To run the tests, execute python -m pytest
in the folder (after following the steps in installing dependencies).
These tests use different code examples (mostly taken from the assignment descriptions) to test the interpreter and check its result against a predefined value.
Test protocol:
# | Test case | Calculated result | Expected result | Test result |
---|---|---|---|---|
1 | add (mult 40 50) 3050 |
5050 | 5050 | OK |
2 | ((x->(y->add(mult x x)y))2)3 |
7 | 7 | OK |
3 | (x->mult x x) 32 |
1024 | 1024 | OK |
4 | (x->y->add(mult x x)y) 2 3 |
7 | 7 | OK |
5 | {a=x->mult x x} a 4 |
16 | 16 | OK |
6 | {x=5} sub x 1 |
4 | 4 | OK |
7 | {a=x->y->add(mult x x)y, b=a 2, c=b 3} sub(b 5)c |
2 | 2 | OK |
8 | { append = x1->y1->cond x1 {head=x1 head, tail=append(x1 tail)y1} y1, gen = x2->cond x2 (append (gen(sub x2 1)) {head=x2, tail={}}) {} } gen 3 |
{head=1, tail={head=2, tail={head=3, tail={}}}} |
{head=1, tail={head=2, tail={head=3, tail={}}}} |
OK |
The application is split in 3 parts.
-
First, we have the lexer. It tokenizes the input string, so the parsing is easier. It assigns each token a type, and stores it together with the substring of the code the token references.
-
Then, we have the parser. The parser parses the tokens, and puts them into a datastructure, which can be evaluated. The datastructure is loosely based on an abstract syntax tree (AST), but also contains the context of the statements and its children.
-
Then, we have the datastructures themselves. When calling eval on them, they resolve its dependencies out of the context they got from the parser (and parent nodes of the tree), and evaluate all children until it can evaluate itself.

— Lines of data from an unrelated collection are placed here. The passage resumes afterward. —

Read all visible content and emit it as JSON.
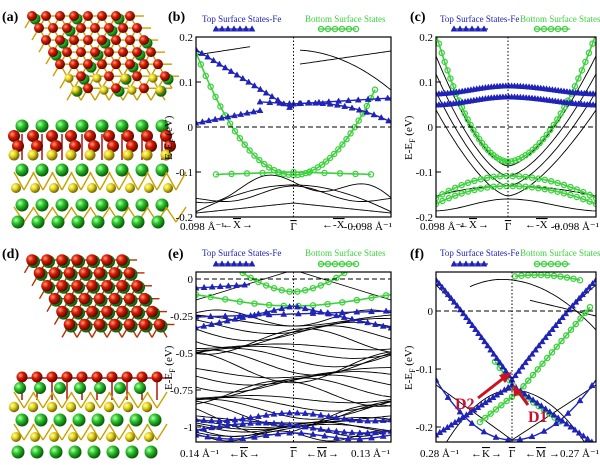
{
  "figure": {
    "panel_labels": [
      "(a)",
      "(b)",
      "(c)",
      "(d)",
      "(e)",
      "(f)"
    ],
    "legend": {
      "top_states": "Top Surface States-Fe",
      "bottom_states": "Bottom Surface States"
    },
    "ylabel": "E-E",
    "ylabel_sub": "F",
    "ylabel_unit": " (eV)",
    "annotations": [
      "D2",
      "D1"
    ],
    "colors": {
      "top_states": "#1f23b8",
      "bottom_states": "#3ed13e",
      "bands": "#000000",
      "fe_atom": "#cc1100",
      "se_atom": "#e0d21a",
      "bi_atom": "#22bb22",
      "arrow": "#cc1122"
    }
  },
  "chart_data": [
    {
      "panel": "(b)",
      "type": "line",
      "ylim": [
        -0.2,
        0.2
      ],
      "yticks": [
        "0.2",
        "0.1",
        "0",
        "-0.1",
        "-0.2"
      ],
      "xticks": [
        "0.098 Å⁻¹",
        "Γ",
        "-0.098 Å⁻¹"
      ],
      "xdirs": [
        "X",
        "-X"
      ],
      "fermi_level": 0
    },
    {
      "panel": "(c)",
      "type": "line",
      "ylim": [
        -0.2,
        0.2
      ],
      "yticks": [
        "0.2",
        "0.1",
        "0",
        "-0.1",
        "-0.2"
      ],
      "xticks": [
        "0.098 Å⁻¹",
        "Γ",
        "-0.098 Å⁻¹"
      ],
      "xdirs": [
        "X",
        "-X"
      ],
      "fermi_level": 0
    },
    {
      "panel": "(e)",
      "type": "line",
      "ylim": [
        -1.1,
        0.05
      ],
      "yticks": [
        "0",
        "-0.25",
        "-0.5",
        "-0.75",
        "-1"
      ],
      "xticks": [
        "0.14 Å⁻¹",
        "Γ",
        "0.13 Å⁻¹"
      ],
      "xdirs": [
        "K",
        "M"
      ],
      "fermi_level": 0
    },
    {
      "panel": "(f)",
      "type": "line",
      "ylim": [
        -0.245,
        0.05
      ],
      "yticks": [
        "0",
        "-0.1",
        "-0.2"
      ],
      "xticks": [
        "0.28 Å⁻¹",
        "Γ",
        "0.27 Å⁻¹"
      ],
      "xdirs": [
        "K",
        "M"
      ],
      "fermi_level": 0
    }
  ]
}
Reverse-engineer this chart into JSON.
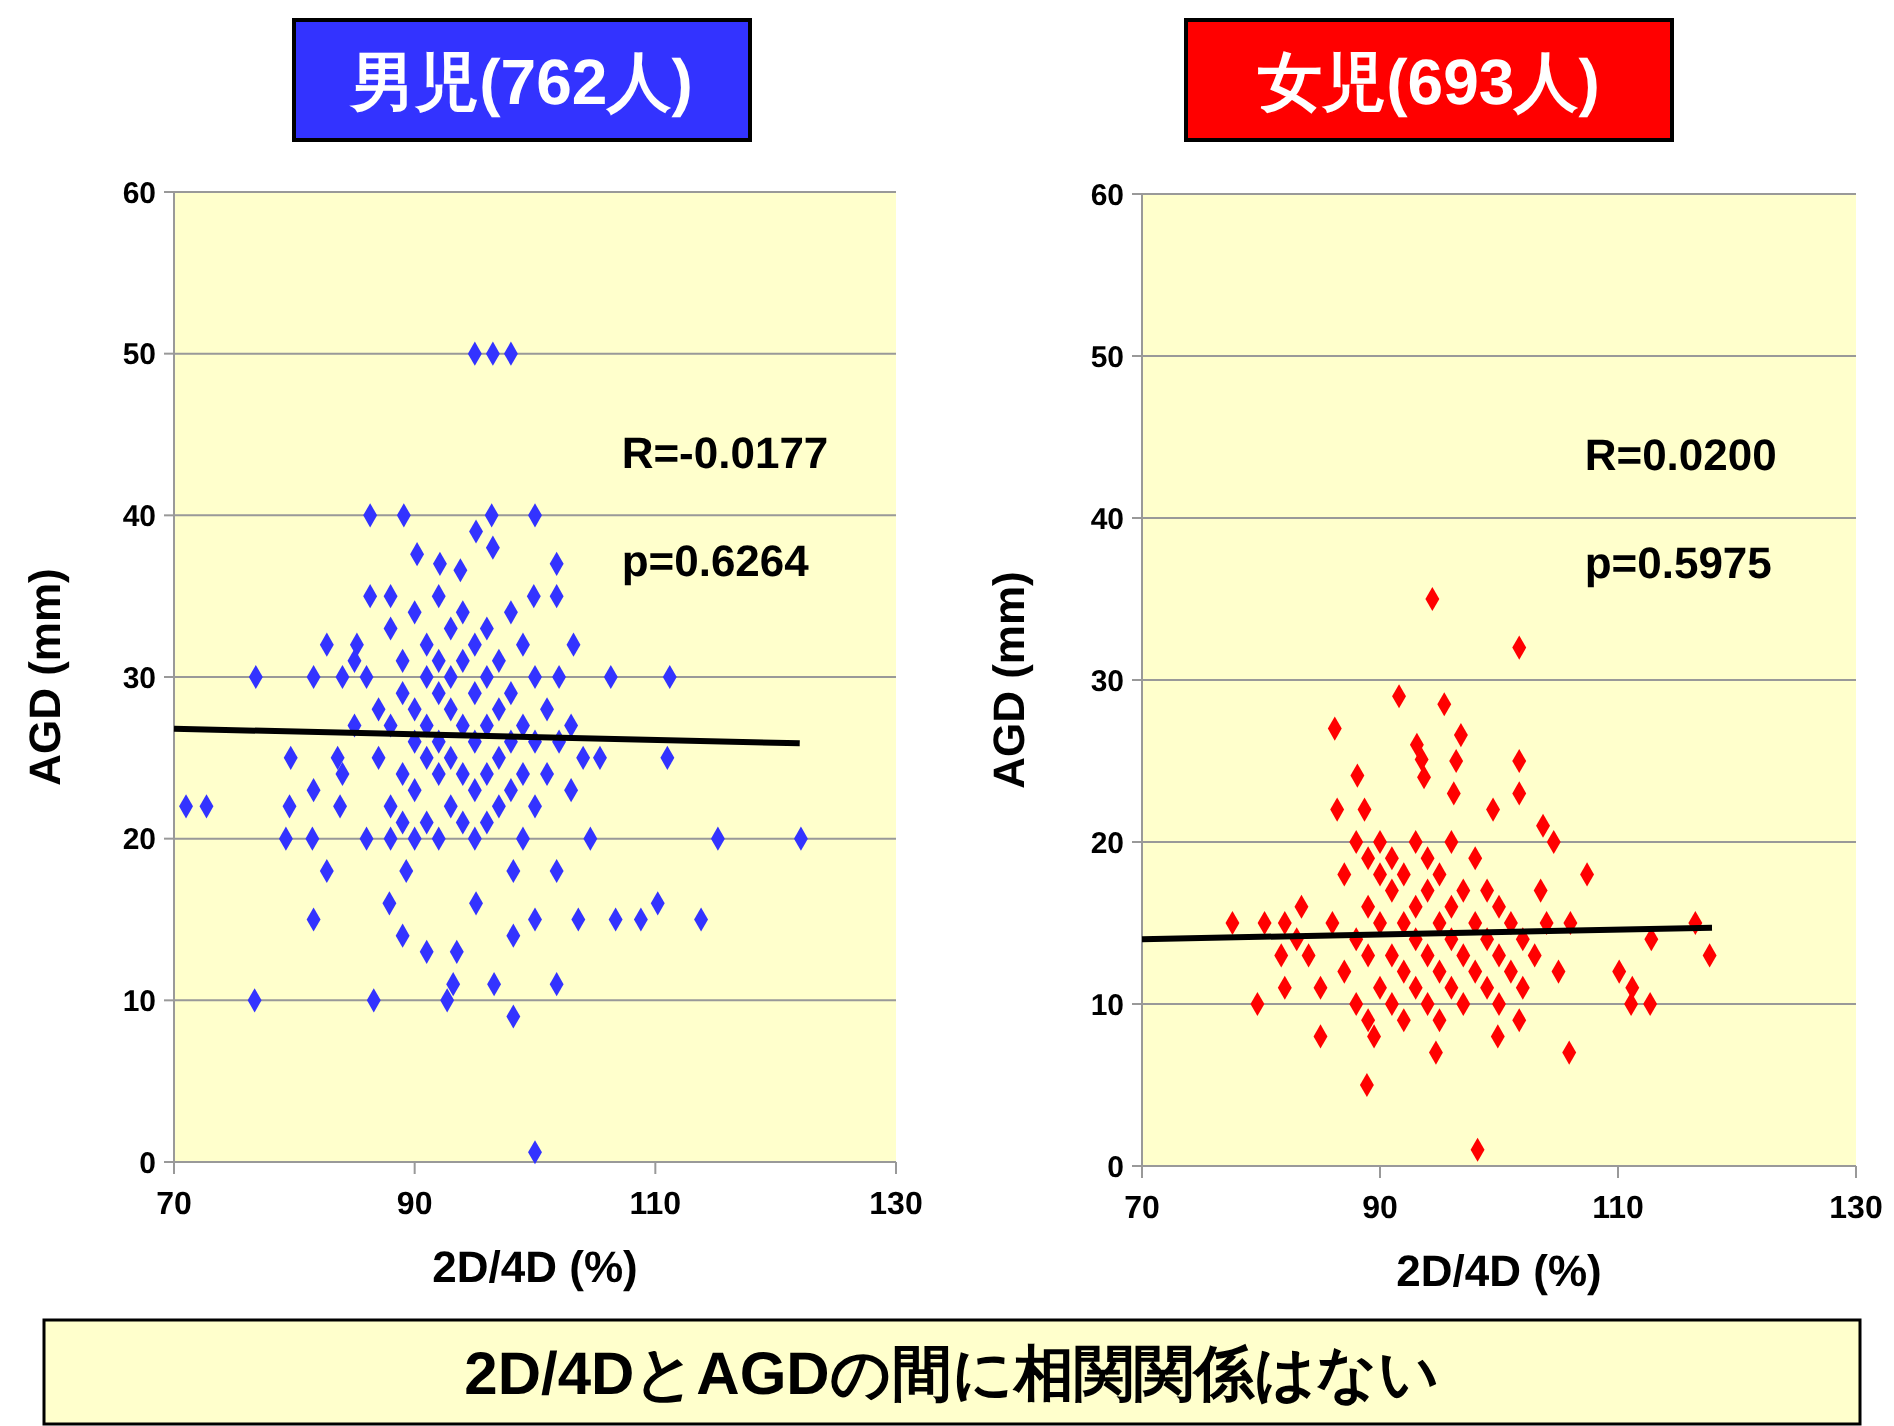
{
  "chart_data": [
    {
      "type": "scatter",
      "title": "男児(762人)",
      "xlabel": "2D/4D (%)",
      "ylabel": "AGD (mm)",
      "xlim": [
        70,
        130
      ],
      "xticks": [
        70,
        90,
        110,
        130
      ],
      "ylim": [
        0,
        60
      ],
      "yticks": [
        0,
        10,
        20,
        30,
        40,
        50,
        60
      ],
      "grid": "y",
      "annotations": [
        "R=-0.0177",
        "p=0.6264"
      ],
      "series": [
        {
          "type": "scatter",
          "marker": "diamond",
          "color": "#3333ff",
          "x": [
            95,
            96.5,
            98,
            86.3,
            89.1,
            96.4,
            100,
            95.1,
            96.5,
            90.2,
            92.1,
            93.8,
            101.8,
            86.3,
            88,
            101.8,
            99.9,
            82.7,
            85.2,
            103.2,
            76.8,
            81.6,
            106.3,
            111.2,
            79.7,
            83.6,
            105.4,
            111,
            71,
            72.7,
            79.6,
            81.6,
            83.8,
            79.3,
            81.5,
            115.2,
            122.1,
            104.6,
            82.7,
            89.3,
            98.2,
            101.8,
            81.6,
            87.9,
            95.1,
            100,
            103.6,
            106.7,
            108.8,
            110.2,
            113.8,
            89,
            91,
            93.5,
            98.2,
            76.7,
            86.6,
            92.7,
            93.2,
            96.6,
            101.8,
            98.2,
            100,
            86,
            87,
            87,
            88,
            88,
            88,
            89,
            89,
            89,
            89,
            90,
            90,
            90,
            90,
            90,
            91,
            91,
            91,
            91,
            91,
            92,
            92,
            92,
            92,
            92,
            92,
            93,
            93,
            93,
            93,
            93,
            94,
            94,
            94,
            94,
            94,
            95,
            95,
            95,
            95,
            95,
            96,
            96,
            96,
            96,
            96,
            97,
            97,
            97,
            97,
            98,
            98,
            98,
            98,
            99,
            99,
            99,
            99,
            100,
            100,
            100,
            101,
            101,
            102,
            102,
            103,
            103,
            104,
            85,
            85,
            84,
            84,
            86,
            88
          ],
          "values": [
            50,
            50,
            50,
            40,
            40,
            40,
            40,
            39,
            38,
            37.6,
            37,
            36.6,
            37,
            35,
            35,
            35,
            35,
            32,
            32,
            32,
            30,
            30,
            30,
            30,
            25,
            25,
            25,
            25,
            22,
            22,
            22,
            23,
            22,
            20,
            20,
            20,
            20,
            20,
            18,
            18,
            18,
            18,
            15,
            16,
            16,
            15,
            15,
            15,
            15,
            16,
            15,
            14,
            13,
            13,
            14,
            10,
            10,
            10,
            11,
            11,
            11,
            9,
            0.6,
            30,
            28,
            25,
            33,
            27,
            22,
            31,
            29,
            24,
            21,
            34,
            28,
            26,
            23,
            20,
            32,
            30,
            27,
            25,
            21,
            35,
            31,
            29,
            26,
            24,
            20,
            33,
            30,
            28,
            25,
            22,
            34,
            31,
            27,
            24,
            21,
            32,
            29,
            26,
            23,
            20,
            33,
            30,
            27,
            24,
            21,
            31,
            28,
            25,
            22,
            34,
            29,
            26,
            23,
            32,
            27,
            24,
            20,
            30,
            26,
            22,
            28,
            24,
            30,
            26,
            27,
            23,
            25,
            27,
            31,
            30,
            24,
            20,
            20
          ]
        },
        {
          "type": "line",
          "color": "#000000",
          "x": [
            70,
            122
          ],
          "values": [
            26.8,
            25.9
          ]
        }
      ]
    },
    {
      "type": "scatter",
      "title": "女児(693人)",
      "xlabel": "2D/4D (%)",
      "ylabel": "AGD (mm)",
      "xlim": [
        70,
        130
      ],
      "xticks": [
        70,
        90,
        110,
        130
      ],
      "ylim": [
        0,
        60
      ],
      "yticks": [
        0,
        10,
        20,
        30,
        40,
        50,
        60
      ],
      "grid": "y",
      "annotations": [
        "R=0.0200",
        "p=0.5975"
      ],
      "series": [
        {
          "type": "scatter",
          "marker": "diamond",
          "color": "#ff0000",
          "x": [
            94.4,
            101.7,
            91.6,
            95.4,
            86.2,
            96.8,
            93.1,
            101.7,
            93.5,
            96.4,
            88.1,
            93.7,
            101.7,
            96.2,
            86.4,
            88.7,
            99.5,
            103.7,
            104.6,
            107.4,
            77.6,
            80.3,
            83.4,
            112.8,
            116.5,
            117.7,
            110.1,
            111.2,
            112.7,
            111.1,
            79.7,
            81.7,
            82,
            85,
            89.5,
            94.7,
            105.9,
            88.9,
            98.2,
            103.5,
            99.9,
            101.7,
            86,
            87,
            87,
            88,
            88,
            88,
            89,
            89,
            89,
            89,
            90,
            90,
            90,
            90,
            91,
            91,
            91,
            91,
            92,
            92,
            92,
            92,
            93,
            93,
            93,
            93,
            94,
            94,
            94,
            94,
            95,
            95,
            95,
            95,
            96,
            96,
            96,
            96,
            97,
            97,
            97,
            98,
            98,
            98,
            99,
            99,
            99,
            100,
            100,
            100,
            101,
            101,
            102,
            102,
            103,
            104,
            105,
            106,
            84,
            85,
            83,
            82
          ],
          "values": [
            35,
            32,
            29,
            28.5,
            27,
            26.6,
            26,
            25,
            25.1,
            25,
            24.1,
            24,
            23,
            23,
            22,
            22,
            22,
            21,
            20,
            18,
            15,
            15,
            16,
            14,
            15,
            13,
            12,
            11,
            10,
            10,
            10,
            13,
            11,
            8,
            8,
            7,
            7,
            5,
            1,
            17,
            8,
            9,
            15,
            12,
            18,
            10,
            14,
            20,
            9,
            13,
            16,
            19,
            11,
            15,
            18,
            20,
            10,
            13,
            17,
            19,
            9,
            12,
            15,
            18,
            11,
            14,
            16,
            20,
            10,
            13,
            17,
            19,
            9,
            12,
            15,
            18,
            11,
            14,
            16,
            20,
            10,
            13,
            17,
            12,
            15,
            19,
            11,
            14,
            17,
            10,
            13,
            16,
            12,
            15,
            11,
            14,
            13,
            15,
            12,
            15,
            13,
            11,
            14,
            15
          ]
        },
        {
          "type": "line",
          "color": "#000000",
          "x": [
            70,
            117.9
          ],
          "values": [
            14.0,
            14.7
          ]
        }
      ]
    },
    {
      "type": "other",
      "title": "2D/4DとAGDの間に相関関係はない"
    }
  ]
}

The lexer is mostly there to make the parsing easier and split two separate parts. Due to that, the parser only has to differentiate between different token types, and does not have to do string operations.
The reason for the AST with integrated context and evaluation functions was initially to reduce complexity, and being able to reuse parsed elements (by copying them out of the context the parser created). In the end, it became clear that this solution was not the easiest at all, since there were quite some problems with the bounded context of language entities passed as arguments to other functions. Those issues were resolved but if the program was to be redesigned, another approach would be chosen.
Note that the code uses python the way it should be, as a dynamically typed language. However, type information is hinted at various locations, to support better tooling like static type analysis, tab completion and so on for development of this interpreter. As much as they helped, they often made "type: ignore" hints necessary to supress warnings.
Results of benchmarking different scenarios can be seen in the following table. Note that the time given is always for 100 consecutive runs. All measurements are taken with the zsh time command, and only the userspace durations are recorded.
# | Filename | Total time for 100 runs |
---|---|---|
1 | complex_function.fprog | 2.16s |
2 | complex_function_without_parantheses.fprog | 2.17s |
3 | complex_records.fprog | 2.15s |
4 | complex_records_nested.fprog | 2.41s |
5 | simple_expression.fprog | 2.15s |
6 | simple_expression_cond.fprog | 2.13s |
7 | simple_function.fprog | 2.15s |
8 | simple_records.fprog | 2.18s |
The only signifikant outlier is case #4, which is around 260ms slower than the other cases, due to it being a way more complex case. This leads to the conclusion that the startup of python and initialization of the interpreter takes way longer than the actual evaluation, in our limited test cases.